Mount Nebo, Madaba, interesting tourist sites Jordan
Mount Nebo

Mount Nebo is a renowned cultural destination to explore and is one of the many cultural tours of Jordan that we offer. Known locally as Siyagha, Mount Nebo is the highest point in this part of the ancient kingdom of Moab. On a clear day, there is a magnificent panoramic view over the Dead Sea and the Jordan Valley to the hills on the other side of the rift, with the towers of Jerusalem visible on the skyline.

The hilltop is identified as the place from which Moses looked out over the promised land of Canaan which God had forbidden him to enter; and here, it is said, he died and was buried (Deut. 32:49; 34:1-6). Rather more dubiously, a reference in the apocryphal book of Maccabees suggests that Mount Nebo was the final resting place of the Ark of the Covenant (2 Macc. 2:2-8).

Around AD 384 Egeria, an intrepid lady from an unnamed part of Western Europe visited Mount Nebo in the course of an extensive Christian pilgrimage and wrote an account of it in her journal. Travelling from Jerusalem on a donkey, she crossed the Jordan River and then climbed this hill, mostly riding though she had to scramble up the steeper parts on foot. At the summit, she found a church, ‘not a very big one’, cared for by some ‘holy men’ who assured her that ‘Holy Moses was buried here’ and that ‘this tradition came from their predecessors’.

Less than 100 years later another pilgrim, Peter the Tberian, Bishop of Gaza, wrote of ‘a venerable and very large temple’ with ‘many monasteries’ around it – but archaeological evidence suggests it was the same church that Egeria saw, the difference in size merely a matter of perception.
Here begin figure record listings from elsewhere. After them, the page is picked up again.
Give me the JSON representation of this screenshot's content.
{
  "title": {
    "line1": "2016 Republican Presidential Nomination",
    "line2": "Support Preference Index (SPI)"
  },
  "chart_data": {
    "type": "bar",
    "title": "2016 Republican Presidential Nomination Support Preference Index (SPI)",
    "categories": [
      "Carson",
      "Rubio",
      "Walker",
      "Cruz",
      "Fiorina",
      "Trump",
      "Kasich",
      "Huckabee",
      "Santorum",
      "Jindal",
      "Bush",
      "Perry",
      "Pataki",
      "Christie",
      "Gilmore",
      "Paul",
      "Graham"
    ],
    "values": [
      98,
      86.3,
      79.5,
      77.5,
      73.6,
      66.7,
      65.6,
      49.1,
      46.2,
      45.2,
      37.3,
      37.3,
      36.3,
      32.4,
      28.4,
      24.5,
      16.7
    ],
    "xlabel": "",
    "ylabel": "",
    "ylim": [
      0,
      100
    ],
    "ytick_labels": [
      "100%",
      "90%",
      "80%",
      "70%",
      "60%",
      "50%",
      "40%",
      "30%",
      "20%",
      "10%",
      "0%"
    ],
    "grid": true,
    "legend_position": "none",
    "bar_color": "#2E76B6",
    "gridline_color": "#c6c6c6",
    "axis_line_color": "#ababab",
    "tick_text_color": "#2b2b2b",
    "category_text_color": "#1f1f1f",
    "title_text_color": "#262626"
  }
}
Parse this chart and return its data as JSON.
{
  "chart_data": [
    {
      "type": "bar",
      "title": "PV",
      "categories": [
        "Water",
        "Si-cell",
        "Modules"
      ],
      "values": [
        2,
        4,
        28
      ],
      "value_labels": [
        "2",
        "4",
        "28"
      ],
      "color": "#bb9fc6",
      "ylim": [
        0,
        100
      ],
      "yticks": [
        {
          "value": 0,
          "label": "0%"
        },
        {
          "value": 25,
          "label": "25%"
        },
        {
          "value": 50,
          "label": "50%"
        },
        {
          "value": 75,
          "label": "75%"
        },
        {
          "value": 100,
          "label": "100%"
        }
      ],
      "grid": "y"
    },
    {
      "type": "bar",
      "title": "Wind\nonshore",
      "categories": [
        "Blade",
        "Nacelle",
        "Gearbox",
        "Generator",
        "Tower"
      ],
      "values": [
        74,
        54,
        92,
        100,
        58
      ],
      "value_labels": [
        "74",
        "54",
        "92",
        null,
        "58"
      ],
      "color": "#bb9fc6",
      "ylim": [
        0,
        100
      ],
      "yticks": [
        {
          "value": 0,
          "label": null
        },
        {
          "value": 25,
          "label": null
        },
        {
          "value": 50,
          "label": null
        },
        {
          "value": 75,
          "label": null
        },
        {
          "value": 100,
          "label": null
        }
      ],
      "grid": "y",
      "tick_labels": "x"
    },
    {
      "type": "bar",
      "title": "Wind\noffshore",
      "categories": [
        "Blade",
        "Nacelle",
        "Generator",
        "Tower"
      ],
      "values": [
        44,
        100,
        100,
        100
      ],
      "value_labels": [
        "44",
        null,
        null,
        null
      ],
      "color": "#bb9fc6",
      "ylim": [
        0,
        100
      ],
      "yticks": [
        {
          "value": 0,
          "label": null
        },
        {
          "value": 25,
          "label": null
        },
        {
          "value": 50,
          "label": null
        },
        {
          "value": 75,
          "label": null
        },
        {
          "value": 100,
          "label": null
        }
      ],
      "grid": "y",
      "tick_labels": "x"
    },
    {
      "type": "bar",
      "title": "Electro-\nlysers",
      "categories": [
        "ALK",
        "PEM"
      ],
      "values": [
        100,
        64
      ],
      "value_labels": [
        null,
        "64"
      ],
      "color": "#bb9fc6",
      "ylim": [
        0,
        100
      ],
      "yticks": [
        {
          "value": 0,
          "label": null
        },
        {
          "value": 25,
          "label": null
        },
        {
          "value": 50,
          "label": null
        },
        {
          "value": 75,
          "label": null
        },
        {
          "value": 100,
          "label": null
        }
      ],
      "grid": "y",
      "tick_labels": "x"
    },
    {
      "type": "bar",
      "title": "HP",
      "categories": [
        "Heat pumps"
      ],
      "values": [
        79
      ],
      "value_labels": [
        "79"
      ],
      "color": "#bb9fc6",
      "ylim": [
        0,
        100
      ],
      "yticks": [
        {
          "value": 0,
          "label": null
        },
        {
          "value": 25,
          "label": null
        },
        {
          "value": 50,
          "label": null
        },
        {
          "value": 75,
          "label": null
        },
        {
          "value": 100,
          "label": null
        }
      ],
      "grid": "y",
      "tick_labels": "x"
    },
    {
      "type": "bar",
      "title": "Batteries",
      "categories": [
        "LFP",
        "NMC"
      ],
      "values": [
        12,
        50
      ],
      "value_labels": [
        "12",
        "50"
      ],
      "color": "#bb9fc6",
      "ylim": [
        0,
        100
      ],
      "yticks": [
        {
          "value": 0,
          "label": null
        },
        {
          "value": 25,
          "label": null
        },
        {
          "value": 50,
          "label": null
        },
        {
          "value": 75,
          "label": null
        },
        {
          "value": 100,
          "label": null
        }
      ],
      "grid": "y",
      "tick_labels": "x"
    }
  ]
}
The ruins at Siyagha were visited in 1864 by the French Duc de Luynes, whose description of them in his (Voyage d’exploration a la Mer Morte, a Petra et sur la rive gaucbe du Jourdain) encouraged more travellers to follow in his footsteps. Interest in the site increased still further after the discovery in 1886 of Egeria’s journal, and its publication in the following year; this was followed in 1895 by the rediscovery of the biography of Peter the Tberian. As a result of this interest, in 1932 the Franciscan Custody of the Holy Land purchased the site of Mount Nebo, and under their auspices, archaeological investigation began a year later.

Excavations have uncovered a cluster of monastic buildings surrounding a 6th-century basilica which had been enlarged in the 7th century. Within the church are remains of a 4th-century chapel (probably that seen by Egeria and Peter the Iberian), adapted from an earlier structure which may have been a mausoleum, the site appears to have been abandoned in the 9th century. Since 1976, under the direction of Father Michele Piccirillo, several more mosaics have been found, in particular, a magnificent and very large pavement dating to the 6th century with vivid representations both of people and animals -its extraordinarily good state of preservation can doubtless be attributed to the fact that it had lain buried for centuries beneath a later mosaic.

Opening Hours:

Winter: 8:00 AM – 6:00 PM
Summer: 7:00 AM – 7:00 PM

Accessibility:
The site is accessible for the disabled.